Department of Molecular Oncology, John Wayne Cancer Institute, 2200 Santa Monica Blvd, Santa Monica, CA 90404, USA.
Clin Exp Metastasis. 2012 Oct;29(7):747-56. doi: 10.1007/s10585-012-9491-3. Epub 2012 Jun 9.
Regional nodal status remains one of the most important prognostic factors in several solid tumors including melanoma, breast cancer, and gastrointestinal malignancies. However, despite the accuracy of lymph node (LN) staging, patients who are LN negative are still at risk for development of recurrence and distant metastasis. As such, numerous molecular studies have focused on genetic and transcriptome changes in primary and metastatic tumors to discover molecular determinants that can predict aggressive metastatic disease and/or correlated to clinical outcomes. More recently, epigenetic aberrations have been investigated in solid cancers and are associated with tumorigenesis and disease progression. These epigenetic alterations have demonstrated potential utility as diagnostic and prognostic biomarkers and are being developed into novel targeted treatment strategies, as epigenetic changes can be reversed by appropriate drugs. If patients who are at increased risk of developing metastases or recurrence can be accurately identified, this will help stratify patients into more appropriate treatment and follow-up. This review discusses some of the recent studies on regional LN metastases in melanoma, breast cancer, and colorectal cancer, focusing on the potential clinicopathological utility of epigenetic aberrations in the management of cancer patients.

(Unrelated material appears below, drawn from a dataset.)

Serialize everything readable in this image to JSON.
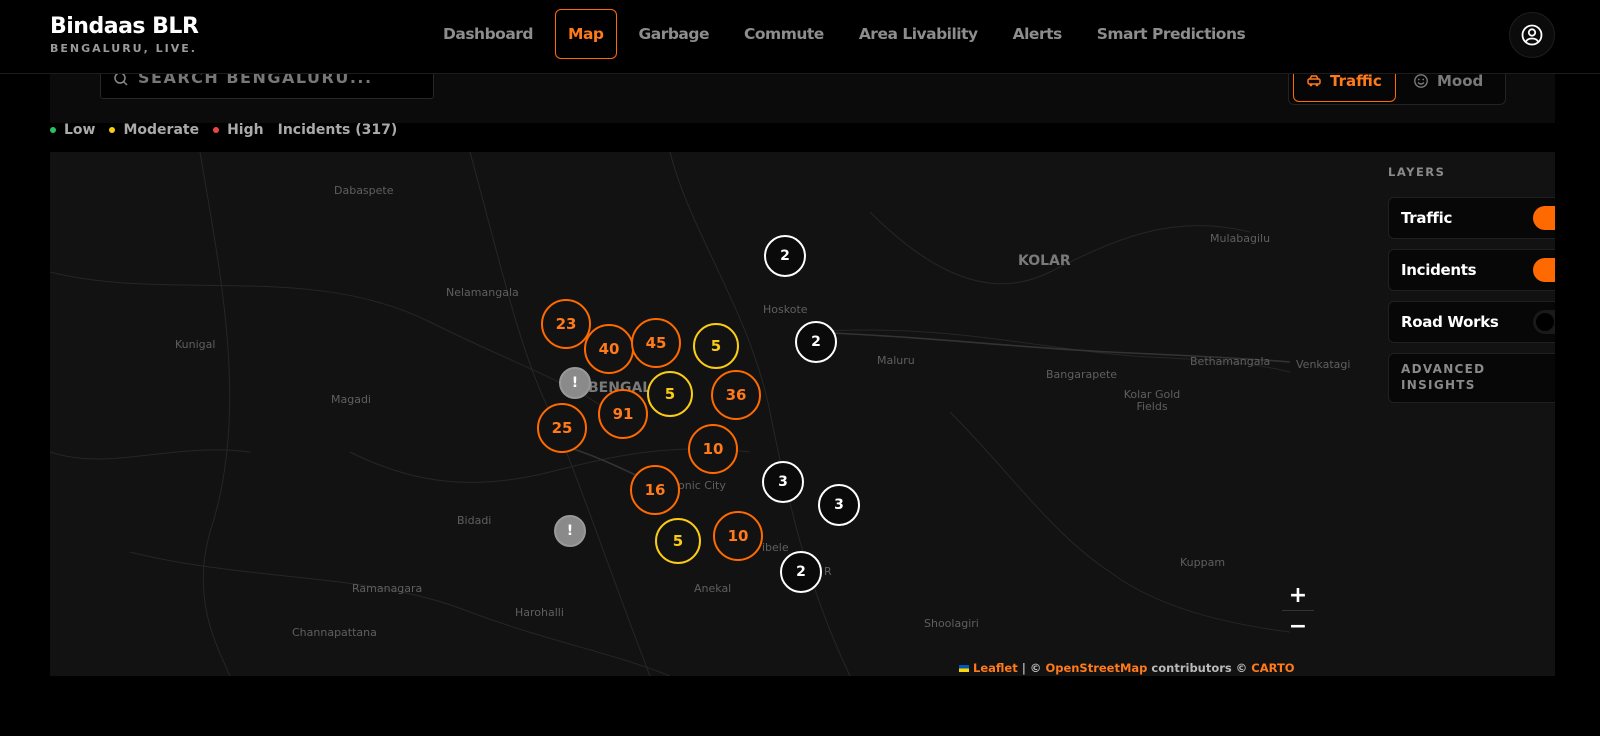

区域淋巴结状态仍然是黑色素瘤、乳腺癌和胃肠道恶性肿瘤等几种实体瘤中最重要的预后因素之一。然而,尽管淋巴结(LN)分期的准确性很高,但 LN 阴性的患者仍有发展复发和远处转移的风险。因此,许多分子研究集中在原发和转移肿瘤的遗传和转录组变化上,以发现可预测侵袭性转移疾病和/或与临床结果相关的分子决定因素。最近,在实体癌中研究了表观遗传异常,这些异常与肿瘤发生和疾病进展有关。这些表观遗传改变已被证明具有作为诊断和预后生物标志物的潜在用途,并正在开发为新的靶向治疗策略,因为适当的药物可以逆转表观遗传变化。如果能够准确识别出有更高转移或复发风险的患者,这将有助于将患者分层为更合适的治疗和随访。本文综述了黑色素瘤、乳腺癌和结直肠癌中区域 LN 转移的一些最新研究,重点讨论了表观遗传异常在癌症患者管理中的潜在临床病理应用。